Köln - Die Fußballwelt hat viele große Männer hervorgebracht. Aber nur einen Udo Lattek. Stur, verbissen, erfolgshungrig. Raubein, Vorbild für Generationen, messerscharfer Kritiker, Kultfigur, Titelsammler. Der große Lattek! Heute wird der erfolgreichste deutsche Klubtrainer (14 Titel) 80 Jahre alt.

Es hätte eine rauschende Feier werden können für einen „beeindruckenden Menschen und Trainer“ (Joachim Löw). Aber Lattek wird sein Jubiläum nur im engsten Familienkreis begehen.

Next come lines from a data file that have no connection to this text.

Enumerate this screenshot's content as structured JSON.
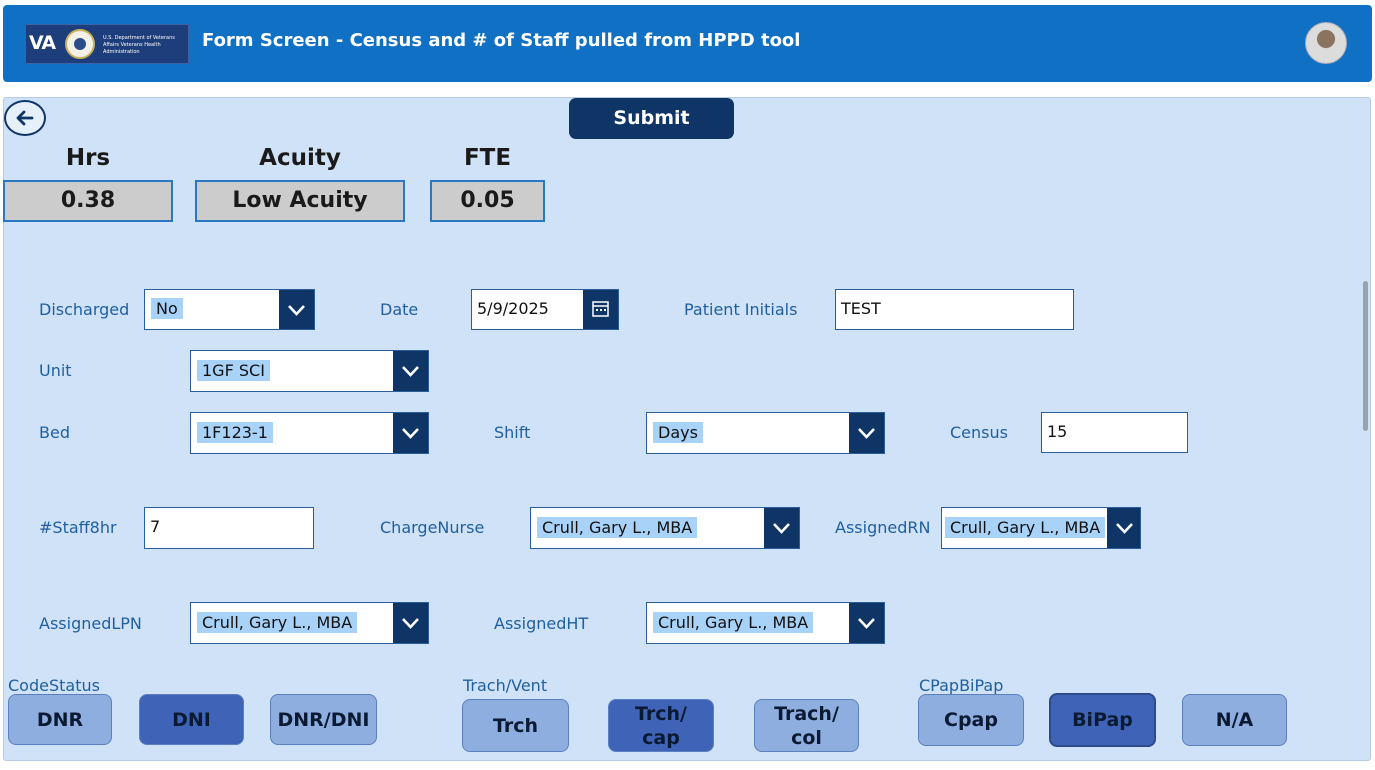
{
  "header": {
    "logo_text": "VA",
    "logo_dept": "U.S. Department of Veterans Affairs Veterans Health Administration",
    "title": "Form Screen - Census and # of Staff pulled from HPPD tool"
  },
  "toolbar": {
    "submit_label": "Submit"
  },
  "metrics": {
    "hrs": {
      "label": "Hrs",
      "value": "0.38"
    },
    "acuity": {
      "label": "Acuity",
      "value": "Low Acuity"
    },
    "fte": {
      "label": "FTE",
      "value": "0.05"
    }
  },
  "form": {
    "discharged": {
      "label": "Discharged",
      "value": "No"
    },
    "date": {
      "label": "Date",
      "value": "5/9/2025"
    },
    "patient_initials": {
      "label": "Patient Initials",
      "value": "TEST"
    },
    "unit": {
      "label": "Unit",
      "value": "1GF SCI"
    },
    "bed": {
      "label": "Bed",
      "value": "1F123-1"
    },
    "shift": {
      "label": "Shift",
      "value": "Days"
    },
    "census": {
      "label": "Census",
      "value": "15"
    },
    "staff8hr": {
      "label": "#Staff8hr",
      "value": "7"
    },
    "charge_nurse": {
      "label": "ChargeNurse",
      "value": "Crull, Gary L., MBA"
    },
    "assigned_rn": {
      "label": "AssignedRN",
      "value": "Crull, Gary L., MBA"
    },
    "assigned_lpn": {
      "label": "AssignedLPN",
      "value": "Crull, Gary L., MBA"
    },
    "assigned_ht": {
      "label": "AssignedHT",
      "value": "Crull, Gary L., MBA"
    }
  },
  "code_status": {
    "label": "CodeStatus",
    "options": [
      "DNR",
      "DNI",
      "DNR/DNI"
    ],
    "selected": "DNI"
  },
  "trach_vent": {
    "label": "Trach/Vent",
    "options": [
      "Trch",
      "Trch/ cap",
      "Trach/ col"
    ],
    "selected": "Trch/ cap"
  },
  "cpap_bipap": {
    "label": "CPapBiPap",
    "options": [
      "Cpap",
      "BiPap",
      "N/A"
    ],
    "selected": "BiPap"
  },
  "colors": {
    "header_bg": "#1070c4",
    "panel_bg": "#cfe2f8",
    "navy": "#0f3466",
    "label_blue": "#1f5f9e",
    "selected_highlight": "#a9d2f9",
    "option_light": "#8eaee0",
    "option_selected": "#3f63b6"
  },
  "icons": {
    "back": "arrow-left-icon",
    "dropdown": "chevron-down-icon",
    "calendar": "calendar-icon"
  }
}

Lattek hat die heimtückische Parkinson-Krankheit. Der große Meister des Fußballs ist im Pflegeheim Dom-Residenz in Köln. Seine Ehefrau Hildegard hat sich ein Zimmer neben ihrem Udo angemietet. Sie kümmert sich täglich liebevoll um den Mann, der „Fußballgeschichte“ (Wolfgang Niersbach) geschrieben hat. Es wird ein trauriger Tag. Aber vielleicht wird es auch ein Tag, der ihm Kraft geben wird. Vielleicht macht die Krankheit eine Pause. Vielleicht hört Lattek, welchen Respekt ihm die Fußballwelt zollt. „Udo ist für mich ein wunderbarer Mensch und Freund“, beschreibt ihn DFL-Boss Reinhard Rauball.

Was macht Lattek so einzigartig? Es ist das Leben zwischen Erfolg und Tragik. Im Krieg flüchtet er vor den Russen aus Ostpreußen. Als Tiefflieger auf ihn zusteuern, wirft sich seine Mutter über den damals Zehnjährigen. Lattek wächst auf einem Bauernhof auf. Das macht ihn hart. Er studiert. Will Lehrer werden. Er landet beim DFB. Als Co-Trainer von Nationaltrainer Helmut Schön.

Dann kommt das Angebot der Bayern. Es ist der Beginn einer einzigartigen Erfolgsgeschichte. Aber das Schicksal macht auch vor einem Mann wie Lattek nicht halt. Sein Sohn Dirk bekommt Leukämie. Er ist erst 15 Jahre jung, als er sterben muss. Es ist der Moment, an dem aus dem Kämpfer Lattek ein noch härterer Lattek wird. Ein Mann, der vor nichts mehr Angst hat.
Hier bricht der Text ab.